Note that the register file is accessed in both ID and WB.
We assume that we can read and write in the same cycle.
In fact, we write at the beginning of the cycle and read at the end of the cycle.
Today's News: September 12
Recitation 2 is available.
Implementation requirement: pipeline registers
At each stage, certain values need to be saved so they do not change during the next stage.
Example: ALU is combinational logic
- This means that the outputs can change soon after the inputs change
- In Figure C.1, the same ALU is used every clock cycle
- A value computed in stage 3 (EX) might be used in stage 4 (MEM) or stage 5 (WB).
- A register (sequential logic) can hold the results after each clock cycle, until the next one.
Figure C.3
shows the pipeline registers required.
Questions: ClassQue: Figure C.3 ALU and Pipeline
- In Figure C.3, how many different ALU's are shown?
Answer:
- In Figure C.3, how many different pipeline registers are shown?
Answer:
Example
Describe what needs to be stored in each of the pipeline registers during the execution of
DADDIU R1, R2, #3
Solution:
It is easier to do this backwards, starting with the MEM/WB to make sure everything that is needed propagates.
Only values from the previous pipeline register and those computed at the current stage are available to be saved.
Look at the previous example describing what is needed at each stage.
- IF/ID: The fetched instruction
- ID/EX: the value of R2, the sign-extended immediate value,
and the address of the R1 register from the IF/ID pipeline register.
- EX/MEM: the result of the ALU operation and the address of the R1 register, both from the ID/EX pipeline register.
- MEM/WB: the result of the ALU operation and the address of the R1 register, both from the EX/MEM pipeline register.
Pipeline performance
- Pipelining increases throughput
- Pipeline does not reduce latency
- Usually pipelining increases latency (slightly)
- Clock runs at a rate determined by the slowest stage in the pipeline.
Examples
- A unpipelined machine has a 1 ns clock.
All instructions take 5 cycles, except for branches which take 2 cycles.
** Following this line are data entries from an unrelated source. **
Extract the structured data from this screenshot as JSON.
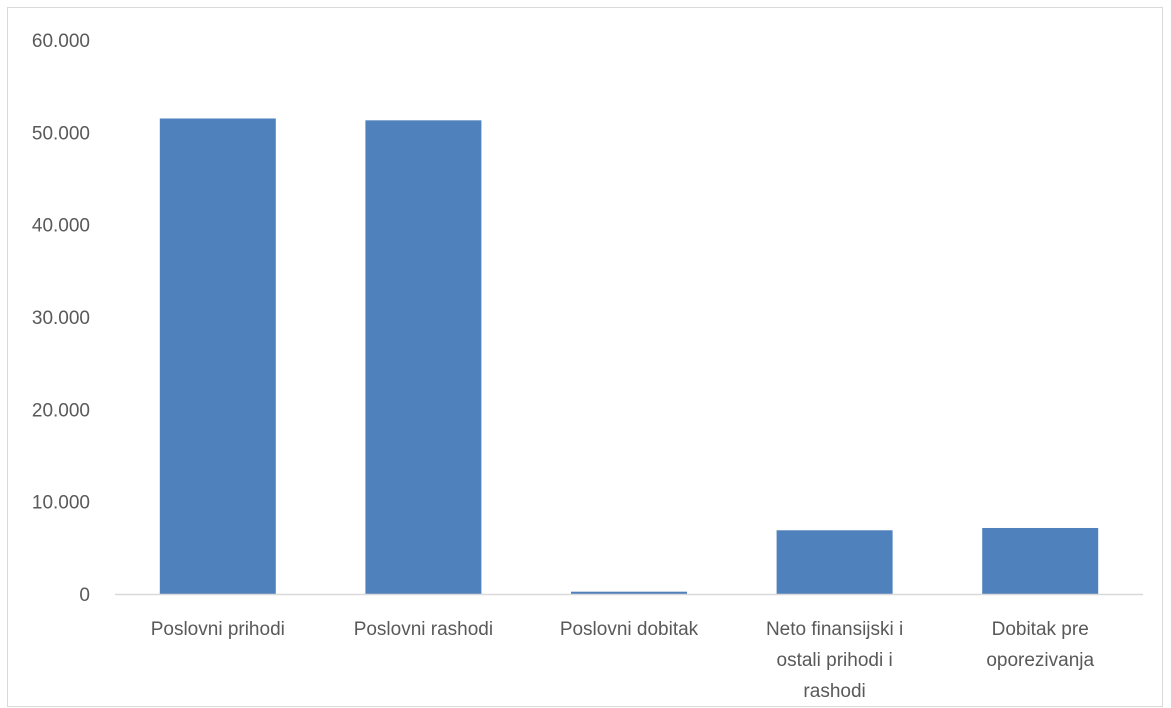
{
  "chart_data": {
    "type": "bar",
    "title": "",
    "xlabel": "",
    "ylabel": "",
    "categories": [
      [
        "Poslovni prihodi"
      ],
      [
        "Poslovni rashodi"
      ],
      [
        "Poslovni dobitak"
      ],
      [
        "Neto finansijski i",
        "ostali prihodi i",
        "rashodi"
      ],
      [
        "Dobitak pre",
        "oporezivanja"
      ]
    ],
    "values": [
      51500,
      51300,
      250,
      6900,
      7150
    ],
    "ylim": [
      0,
      60000
    ],
    "yticks": [
      0,
      10000,
      20000,
      30000,
      40000,
      50000,
      60000
    ],
    "ytick_labels": [
      "0",
      "10.000",
      "20.000",
      "30.000",
      "40.000",
      "50.000",
      "60.000"
    ],
    "grid": false,
    "legend": "none",
    "colors": {
      "bar": "#4F81BD",
      "axis": "#d9d9d9",
      "text": "#595959"
    }
  }
}
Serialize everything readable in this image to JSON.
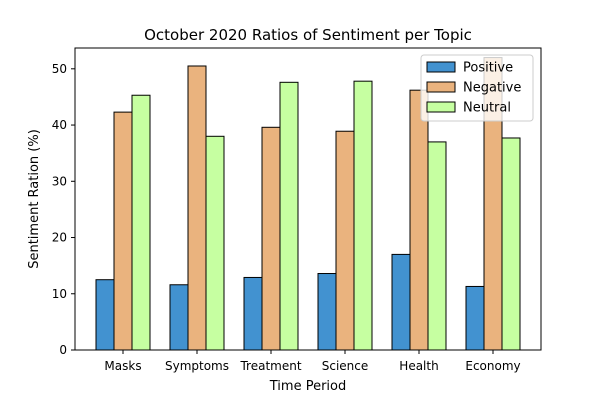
{
  "chart_data": {
    "type": "bar",
    "title": "October 2020 Ratios of Sentiment per Topic",
    "xlabel": "Time Period",
    "ylabel": "Sentiment Ration (%)",
    "categories": [
      "Masks",
      "Symptoms",
      "Treatment",
      "Science",
      "Health",
      "Economy"
    ],
    "ylim": [
      0,
      53.7
    ],
    "yticks": [
      0,
      10,
      20,
      30,
      40,
      50
    ],
    "grid": false,
    "legend_position": "top-right",
    "series": [
      {
        "name": "Positive",
        "color": "#4292d0",
        "values": [
          12.5,
          11.6,
          12.9,
          13.6,
          17.0,
          11.3
        ]
      },
      {
        "name": "Negative",
        "color": "#eab37e",
        "values": [
          42.3,
          50.5,
          39.6,
          38.9,
          46.2,
          52.0
        ]
      },
      {
        "name": "Neutral",
        "color": "#c6ffa1",
        "values": [
          45.3,
          38.0,
          47.6,
          47.8,
          37.0,
          37.7
        ]
      }
    ]
  }
}
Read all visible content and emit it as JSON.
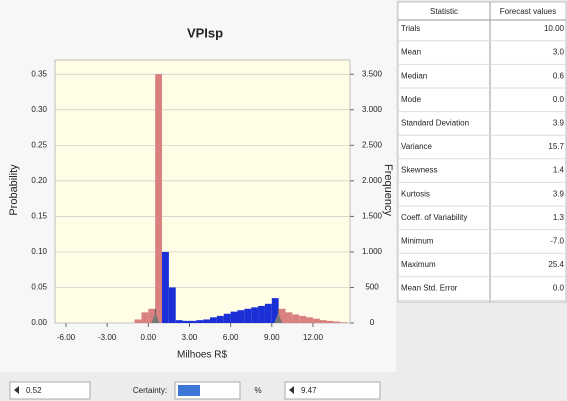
{
  "chart_data": {
    "type": "histogram",
    "title": "VPIsp",
    "xlabel": "Milhoes R$",
    "ylabel": "Probability",
    "y2label": "Frequency",
    "bins": [
      -1.0,
      -0.5,
      0.0,
      0.5,
      1.0,
      1.5,
      2.0,
      2.5,
      3.0,
      3.5,
      4.0,
      4.5,
      5.0,
      5.5,
      6.0,
      6.5,
      7.0,
      7.5,
      8.0,
      8.5,
      9.0,
      9.5,
      10.0,
      10.5,
      11.0,
      11.5,
      12.0,
      12.5,
      13.0,
      13.5,
      14.0,
      14.5
    ],
    "values": [
      0.005,
      0.015,
      0.02,
      0.35,
      0.1,
      0.05,
      0.004,
      0.003,
      0.003,
      0.004,
      0.005,
      0.008,
      0.01,
      0.013,
      0.016,
      0.018,
      0.02,
      0.022,
      0.024,
      0.027,
      0.035,
      0.02,
      0.015,
      0.012,
      0.01,
      0.008,
      0.006,
      0.004,
      0.003,
      0.002,
      0.001
    ],
    "color": "#1a2fd6",
    "outside_color": "#d98080",
    "xlim": [
      -6.8,
      14.7
    ],
    "ylim": [
      0,
      0.37
    ],
    "y2lim": [
      0,
      3700
    ],
    "xticks": [
      {
        "value": -6,
        "label": "-6.00"
      },
      {
        "value": -3,
        "label": "-3.00"
      },
      {
        "value": 0,
        "label": "0.00"
      },
      {
        "value": 3,
        "label": "3.00"
      },
      {
        "value": 6,
        "label": "6.00"
      },
      {
        "value": 9,
        "label": "9.00"
      },
      {
        "value": 12,
        "label": "12.00"
      }
    ],
    "yticks": [
      {
        "value": 0,
        "label": "0.00"
      },
      {
        "value": 0.05,
        "label": "0.05"
      },
      {
        "value": 0.1,
        "label": "0.10"
      },
      {
        "value": 0.15,
        "label": "0.15"
      },
      {
        "value": 0.2,
        "label": "0.20"
      },
      {
        "value": 0.25,
        "label": "0.25"
      },
      {
        "value": 0.3,
        "label": "0.30"
      },
      {
        "value": 0.35,
        "label": "0.35"
      }
    ],
    "y2ticks": [
      0,
      500,
      {
        "value": 1000,
        "label": "1.000"
      },
      {
        "value": 1500,
        "label": "1.500"
      },
      {
        "value": 2000,
        "label": "2.000"
      },
      {
        "value": 2500,
        "label": "2.500"
      },
      {
        "value": 3000,
        "label": "3.000"
      },
      {
        "value": 3500,
        "label": "3.500"
      }
    ],
    "grid": true,
    "certainty_range": [
      0.52,
      9.47
    ]
  },
  "statistics_table": {
    "header": [
      "Statistic",
      "Forecast values"
    ],
    "rows": [
      [
        "Trials",
        "10.00"
      ],
      [
        "Mean",
        "3.0"
      ],
      [
        "Median",
        "0.6"
      ],
      [
        "Mode",
        "0.0"
      ],
      [
        "Standard Deviation",
        "3.9"
      ],
      [
        "Variance",
        "15.7"
      ],
      [
        "Skewness",
        "1.4"
      ],
      [
        "Kurtosis",
        "3.9"
      ],
      [
        "Coeff. of Variability",
        "1.3"
      ],
      [
        "Minimum",
        "-7.0"
      ],
      [
        "Maximum",
        "25.4"
      ],
      [
        "Mean Std. Error",
        "0.0"
      ]
    ]
  },
  "controls": {
    "certainty_label": "Certainty:",
    "percent": "%"
  }
}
Branches are 30% of all instructions.
What is the speedup obtained by using a pipelined design if the pipelining
increases the clock cycle time to 1.5 ns?
Solution:
Unpipelined CPI = .7 × 5 + .3 × 2 = 4.1
Unpipelined average instruction execution time: 1 ns × 4.1 = 4.1 ns.
Pipelined average instruction execution time: 1.5 ns.
Speedup =
Average instruction execution time unpipelined
Average instruction execution time pipelined =
4.1
1.5 = 2.733.
- Why did we ignore the latency of the pipelined machine in the above solution?